VG (IUPAC name: O,O-diethyl S-[2-(diethylamino)ethyl] phosphorothioate) (also called amiton or Tetram) is a "V-series" nerve agent chemically similar to the better-known VX nerve agent. Tetram was the proposed trade name for the substance and amiton its ISO common name when it was tested as an acaricide by ICI in the 1950s. It is now only of historic interest as the first member of the V-series.

==History==
By the 1950s, the use of organophosphate insecticides was well established, despite their known toxicity to mammals. For example, parathion had been developed in the 1940s and became widely used in agriculture despite its known oral toxicity. Many chemical companies continued to research this type of acetylcholinesterase inhibitor, seeking to develop alternatives which had greater human safety while retaining their activity on pests. In 1952, Dr. Ranajit Ghosh, a chemist at Imperial Chemical Industries (ICI), investigated organophosphate esters of substituted aminoethanethiols and compared their properties to parathion, which ICI was already marketing as Fosferno.

Amiton was found to be much less toxic than parathion to many insects but was considerably more toxic to acarid pests such as the spider-mite Tetranychus telarius. Field trials demonstrated its utility against the red mite Panonychus ulmi: a single treatment of 20 ppm was shown to give season-long control. This led to plans to market the compound under the trade name Tetram but the oral LD_{50} of 5 mg/kg to rats meant that the compound was comparable to parathion in mammalian toxicity while having a more limited use, so its development was halted as not being commercially viable. It had been intended to formulate it as its hydrogen oxalate (HC2O4−) salt, to minimise any hazard from the vapour.

The British Government was aware of the extreme toxicity of organophosphate compounds and some of the ICI materials were sent to Porton Down, Britain's chemical weapons research facility, for evaluation. This led to the identification of a new class of nerve agents, later named V (venomous) agents.
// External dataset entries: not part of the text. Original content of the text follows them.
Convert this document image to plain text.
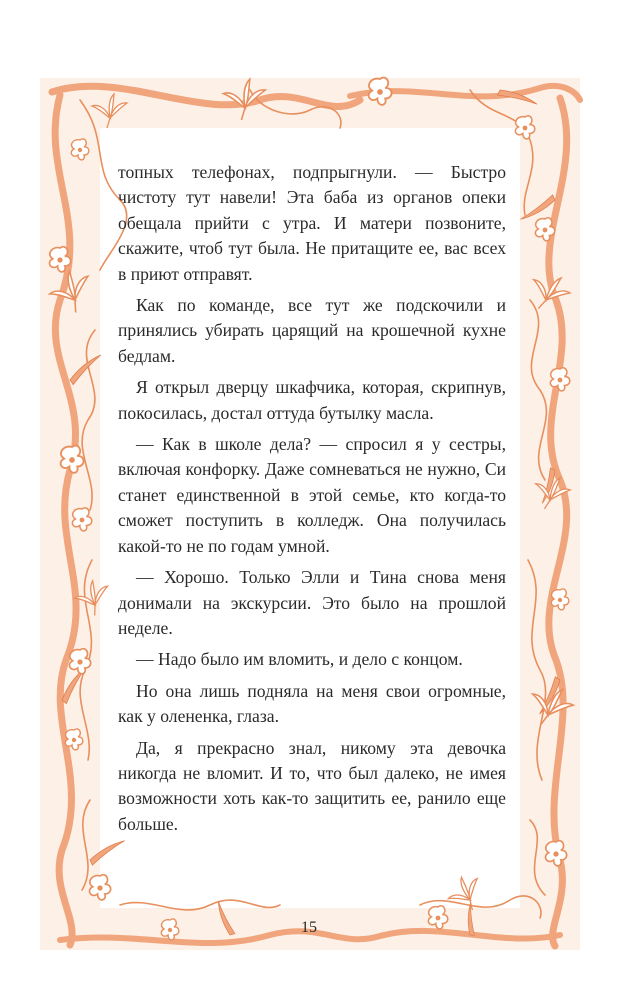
топных телефонах, подпрыгнули. — Быстро чистоту тут навели! Эта баба из органов опеки обещала прийти с утра. И матери позвоните, скажите, чтоб тут была. Не притащите ее, вас всех в приют отправят.

Как по команде, все тут же подскочили и принялись убирать царящий на крошечной кухне бедлам.

Я открыл дверцу шкафчика, которая, скрипнув, покосилась, достал оттуда бутылку масла.

— Как в школе дела? — спросил я у сестры, включая конфорку. Даже сомневаться не нужно, Си станет единственной в этой семье, кто когда-то сможет поступить в колледж. Она получилась какой-то не по годам умной.

— Хорошо. Только Элли и Тина снова меня донимали на экскурсии. Это было на прошлой неделе.

— Надо было им вломить, и дело с концом.

Но она лишь подняла на меня свои огромные, как у олененка, глаза.

Да, я прекрасно знал, никому эта девочка никогда не вломит. И то, что был далеко, не имея возможности хоть как-то защитить ее, ранило еще больше.

15
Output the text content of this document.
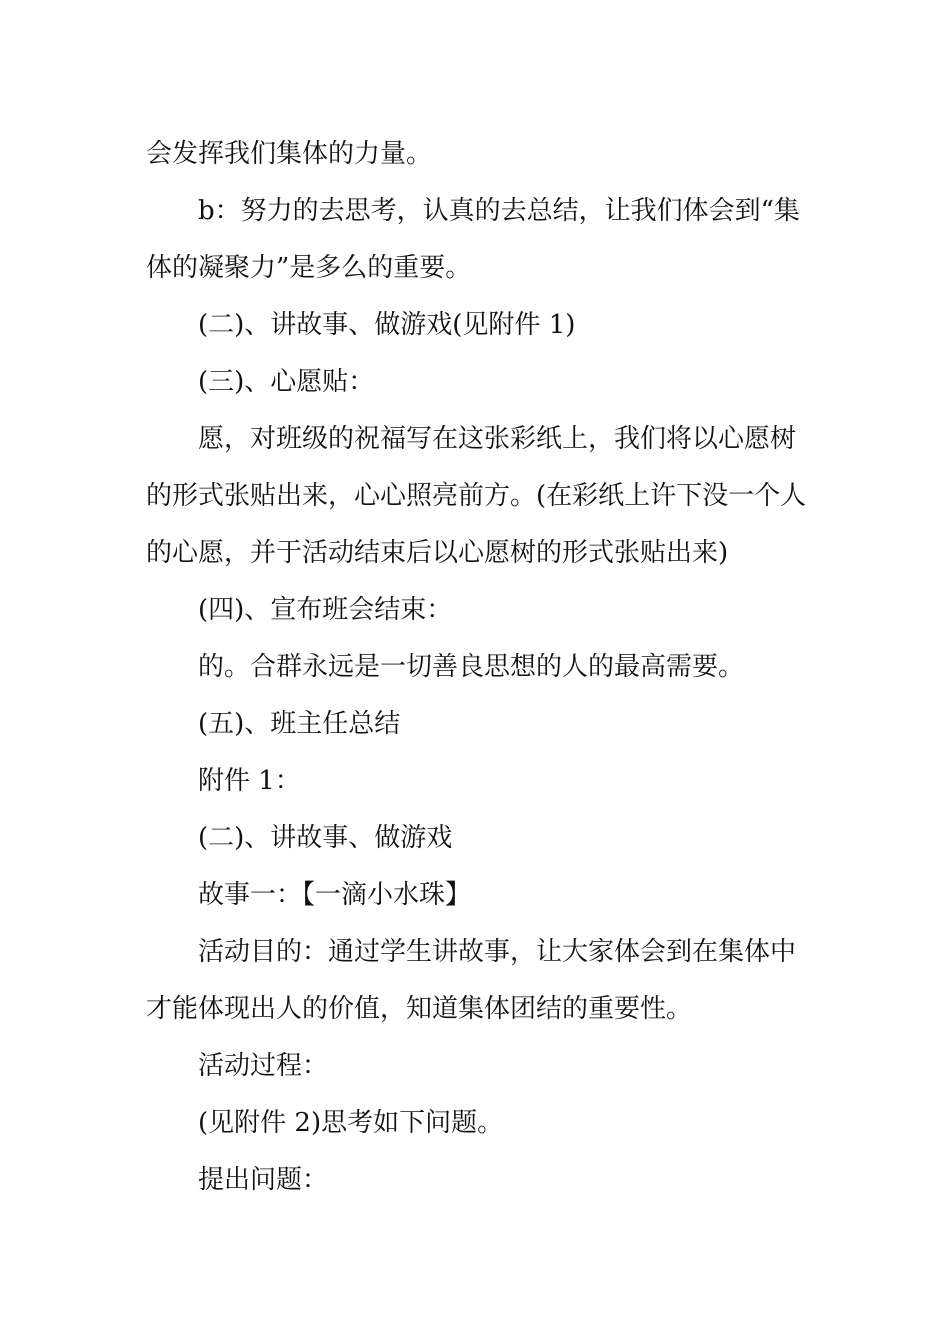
会发挥我们集体的力量。

b：努力的去思考，认真的去总结，让我们体会到“集体的凝聚力”是多么的重要。

(二)、讲故事、做游戏(见附件 1)

(三)、心愿贴：

愿，对班级的祝福写在这张彩纸上，我们将以心愿树的形式张贴出来，心心照亮前方。(在彩纸上许下没一个人的心愿，并于活动结束后以心愿树的形式张贴出来)

(四)、宣布班会结束：

的。合群永远是一切善良思想的人的最高需要。

(五)、班主任总结

附件 1：

(二)、讲故事、做游戏

故事一：【一滴小水珠】

活动目的：通过学生讲故事，让大家体会到在集体中才能体现出人的价值，知道集体团结的重要性。

活动过程：

(见附件 2)思考如下问题。

提出问题：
Britain officially renounced chemical and biological weapons in 1956, but the United States continued research into this class, leading to the mass production of VX—a chemically similar but far more toxic compound—in 1961. Amiton was no longer pursued for chemical warfare or as a pesticide.

==Synthesis==
Amiton was first made at ICI by direct treatment of the sodium salt of 2-diethylaminoethanethiol with diethyl phosphorochloridate:

(CH3CH2)2NCH2CH2S- Na+ + ClP(=O)(OCH2CH2)2 -> amiton + NaCl

It was characterised as its hydrogen oxalate salt, with melting point 98–99°C. Alternative methods tried included the reaction between 2-diethylaminoethyl chloride and sodium diethyl phosphorothioate:

(CH3CH2)2NCH2CH2Cl + Na+ -SP(=O)(OCH2CH2)2 -> amiton + NaCl

Surprisingly, amiton is also the product of reacting diethylethanolamine with diethyl phosphorochloridothionate, where the initially formed thionate ester (CH3CH2)2NCH2CH2OP(=S)(OCH2CH2)2 rearranges under the conditions of the reaction:

(CH3CH2)2NCH2CH2O- Na+ + ClP(=S)(OCH2CH2)2 -> amiton + NaCl

==Regulation==
VG is classified as an extremely hazardous substance in the United States as defined in Section 302 of the U.S. Emergency Planning and Community Right-to-Know Act (42 U.S.C. 11002), and is subject to strict reporting requirements by facilities which produce, store, or use it in significant quantities.

The Chemical Weapons Convention (CWC) classifies amiton as a Schedule 2 chemical. These are subject to fewer restrictions than Schedule 1 chemicals but are still highly regulated. CWC member states are required to submit annual reports detailing the amounts they synthesize, process, consume, import, or export. Any trade involving these chemicals must specify the recipient country: exports to non-CWC member states are prohibited. These regulations ensure strict monitoring and prevent misuse while allowing legitimate industrial and research applications.